Kubernetes n'est pas un logiciel comme un autre. Contrairement à un antivirus ou un navigateur, une mise à jour de cluster peut impacter des dizaines d'applications qui tournent dessus. Dans une PME, où les équipes techniques sont souvent réduites à un ou deux profils, l'application d'un correctif sur Tanzu Kubernetes Runtime suppose de planifier une fenêtre de maintenance, de tester la compatibilité des workloads, de vérifier les configurations réseau et les politiques de sécurité associées.

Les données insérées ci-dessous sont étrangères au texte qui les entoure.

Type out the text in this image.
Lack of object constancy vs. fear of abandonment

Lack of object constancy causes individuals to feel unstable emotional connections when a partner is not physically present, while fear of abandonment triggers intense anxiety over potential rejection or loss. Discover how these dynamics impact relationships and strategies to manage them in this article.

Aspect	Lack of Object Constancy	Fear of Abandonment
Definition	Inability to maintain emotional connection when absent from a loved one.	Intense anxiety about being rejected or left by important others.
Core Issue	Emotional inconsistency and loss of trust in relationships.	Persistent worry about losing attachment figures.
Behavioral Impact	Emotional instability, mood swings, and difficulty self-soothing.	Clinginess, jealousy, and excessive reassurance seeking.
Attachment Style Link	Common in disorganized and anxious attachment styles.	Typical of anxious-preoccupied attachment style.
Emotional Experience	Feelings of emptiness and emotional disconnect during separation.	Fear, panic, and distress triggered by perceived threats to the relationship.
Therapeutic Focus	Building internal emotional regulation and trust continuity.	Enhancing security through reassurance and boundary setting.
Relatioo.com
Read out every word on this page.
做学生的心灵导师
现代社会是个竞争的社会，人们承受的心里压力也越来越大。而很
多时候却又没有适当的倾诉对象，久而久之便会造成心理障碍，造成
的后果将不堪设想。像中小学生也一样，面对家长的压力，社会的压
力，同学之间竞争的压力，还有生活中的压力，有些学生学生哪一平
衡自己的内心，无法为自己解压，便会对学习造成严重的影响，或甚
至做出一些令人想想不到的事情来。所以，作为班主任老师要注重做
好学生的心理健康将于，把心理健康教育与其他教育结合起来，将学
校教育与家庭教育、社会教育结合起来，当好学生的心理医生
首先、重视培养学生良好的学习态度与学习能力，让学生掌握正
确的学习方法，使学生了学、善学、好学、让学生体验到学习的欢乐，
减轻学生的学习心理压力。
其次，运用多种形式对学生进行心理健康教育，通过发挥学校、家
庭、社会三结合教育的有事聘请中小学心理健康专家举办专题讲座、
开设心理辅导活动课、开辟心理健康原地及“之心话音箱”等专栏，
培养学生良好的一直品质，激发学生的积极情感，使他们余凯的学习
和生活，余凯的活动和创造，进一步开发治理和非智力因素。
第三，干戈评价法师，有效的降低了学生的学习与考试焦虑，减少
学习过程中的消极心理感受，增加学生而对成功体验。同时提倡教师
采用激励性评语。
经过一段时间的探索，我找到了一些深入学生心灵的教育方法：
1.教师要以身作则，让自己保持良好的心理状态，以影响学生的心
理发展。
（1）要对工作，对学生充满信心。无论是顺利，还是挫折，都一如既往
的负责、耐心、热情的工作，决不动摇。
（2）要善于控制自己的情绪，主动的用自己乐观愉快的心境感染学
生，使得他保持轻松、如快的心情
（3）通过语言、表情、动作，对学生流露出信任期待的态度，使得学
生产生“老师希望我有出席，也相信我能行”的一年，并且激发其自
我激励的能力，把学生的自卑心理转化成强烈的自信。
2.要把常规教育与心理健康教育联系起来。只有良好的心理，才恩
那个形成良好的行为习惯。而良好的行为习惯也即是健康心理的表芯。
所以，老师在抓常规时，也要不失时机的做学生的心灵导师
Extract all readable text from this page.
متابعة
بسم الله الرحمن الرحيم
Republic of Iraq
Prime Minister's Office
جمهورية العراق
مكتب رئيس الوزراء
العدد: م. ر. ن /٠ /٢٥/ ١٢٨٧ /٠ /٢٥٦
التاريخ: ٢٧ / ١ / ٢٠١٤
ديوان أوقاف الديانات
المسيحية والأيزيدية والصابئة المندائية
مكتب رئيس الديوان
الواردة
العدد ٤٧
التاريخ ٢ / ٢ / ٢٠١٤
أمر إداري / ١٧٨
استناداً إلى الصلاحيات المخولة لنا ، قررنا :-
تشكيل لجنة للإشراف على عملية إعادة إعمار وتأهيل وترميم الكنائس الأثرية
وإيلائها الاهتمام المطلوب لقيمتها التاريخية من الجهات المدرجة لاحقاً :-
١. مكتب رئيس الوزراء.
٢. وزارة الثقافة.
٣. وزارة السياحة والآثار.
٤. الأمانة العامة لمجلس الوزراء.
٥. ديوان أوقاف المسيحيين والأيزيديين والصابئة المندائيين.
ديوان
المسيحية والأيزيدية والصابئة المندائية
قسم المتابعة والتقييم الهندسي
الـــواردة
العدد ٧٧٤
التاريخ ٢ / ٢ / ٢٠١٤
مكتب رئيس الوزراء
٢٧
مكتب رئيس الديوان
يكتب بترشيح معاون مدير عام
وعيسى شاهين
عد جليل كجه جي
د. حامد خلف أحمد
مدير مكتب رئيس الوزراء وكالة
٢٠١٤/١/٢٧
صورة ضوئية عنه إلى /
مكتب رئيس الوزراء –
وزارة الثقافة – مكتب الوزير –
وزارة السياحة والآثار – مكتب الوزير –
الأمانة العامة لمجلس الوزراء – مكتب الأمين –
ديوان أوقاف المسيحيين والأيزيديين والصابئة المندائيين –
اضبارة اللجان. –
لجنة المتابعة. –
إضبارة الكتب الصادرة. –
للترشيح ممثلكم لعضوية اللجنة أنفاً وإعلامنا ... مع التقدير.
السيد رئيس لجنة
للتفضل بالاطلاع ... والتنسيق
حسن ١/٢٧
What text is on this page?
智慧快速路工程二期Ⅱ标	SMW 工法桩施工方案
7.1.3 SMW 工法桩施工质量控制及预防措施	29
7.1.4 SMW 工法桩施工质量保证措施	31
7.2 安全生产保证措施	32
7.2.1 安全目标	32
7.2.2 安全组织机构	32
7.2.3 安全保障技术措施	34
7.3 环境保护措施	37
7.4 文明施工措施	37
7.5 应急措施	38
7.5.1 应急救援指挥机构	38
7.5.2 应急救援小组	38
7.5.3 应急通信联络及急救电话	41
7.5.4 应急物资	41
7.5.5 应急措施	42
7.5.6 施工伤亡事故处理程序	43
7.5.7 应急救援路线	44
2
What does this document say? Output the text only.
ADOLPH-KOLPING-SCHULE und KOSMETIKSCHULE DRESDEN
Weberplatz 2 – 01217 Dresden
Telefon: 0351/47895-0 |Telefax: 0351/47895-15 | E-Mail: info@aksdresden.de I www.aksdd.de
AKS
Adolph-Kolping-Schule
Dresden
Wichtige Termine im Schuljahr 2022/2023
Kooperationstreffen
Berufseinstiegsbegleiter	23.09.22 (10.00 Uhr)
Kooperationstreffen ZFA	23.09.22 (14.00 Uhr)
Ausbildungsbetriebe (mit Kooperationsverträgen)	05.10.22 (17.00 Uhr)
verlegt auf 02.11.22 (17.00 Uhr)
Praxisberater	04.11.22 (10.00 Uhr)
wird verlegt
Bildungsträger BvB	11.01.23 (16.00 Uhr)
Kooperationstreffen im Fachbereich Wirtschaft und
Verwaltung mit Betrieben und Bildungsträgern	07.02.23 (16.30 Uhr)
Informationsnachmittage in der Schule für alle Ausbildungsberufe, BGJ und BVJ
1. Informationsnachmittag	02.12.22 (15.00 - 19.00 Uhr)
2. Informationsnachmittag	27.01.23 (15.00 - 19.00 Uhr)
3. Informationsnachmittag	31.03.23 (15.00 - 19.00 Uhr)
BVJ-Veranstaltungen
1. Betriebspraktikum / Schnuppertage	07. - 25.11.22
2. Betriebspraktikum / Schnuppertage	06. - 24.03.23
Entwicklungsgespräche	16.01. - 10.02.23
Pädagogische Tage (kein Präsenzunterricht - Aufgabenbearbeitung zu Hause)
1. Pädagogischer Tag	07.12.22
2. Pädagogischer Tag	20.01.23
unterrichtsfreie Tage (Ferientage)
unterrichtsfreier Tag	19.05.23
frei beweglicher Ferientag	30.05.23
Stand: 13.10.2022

Le Centre canadien pour la cybersécurité a lui aussi émis une alerte (AV26-101) sur ces mêmes vulnérabilités, ce qui confirme que le périmètre dépasse largement la France. Ce genre d'avis coordonné entre agences nationales est un signal : les failles sont considérées comme suffisamment sérieuses pour nécessiter une réponse rapide à l'échelle internationale.
Le problème, c'est que "rapide" et "Kubernetes en production" ne cohabitent pas toujours bien. Les entreprises qui ont déployé Tanzu dans le cadre d'une modernisation applicative — souvent avec un intégrateur, parfois sans maintien en condition opérationnelle formalisé — se retrouvent dans une situation inconfortable : elles savent qu'elles doivent patcher, mais elles n'ont pas nécessairement la visibilité sur ce qui tourne, dans quelle version, et avec quelles dépendances.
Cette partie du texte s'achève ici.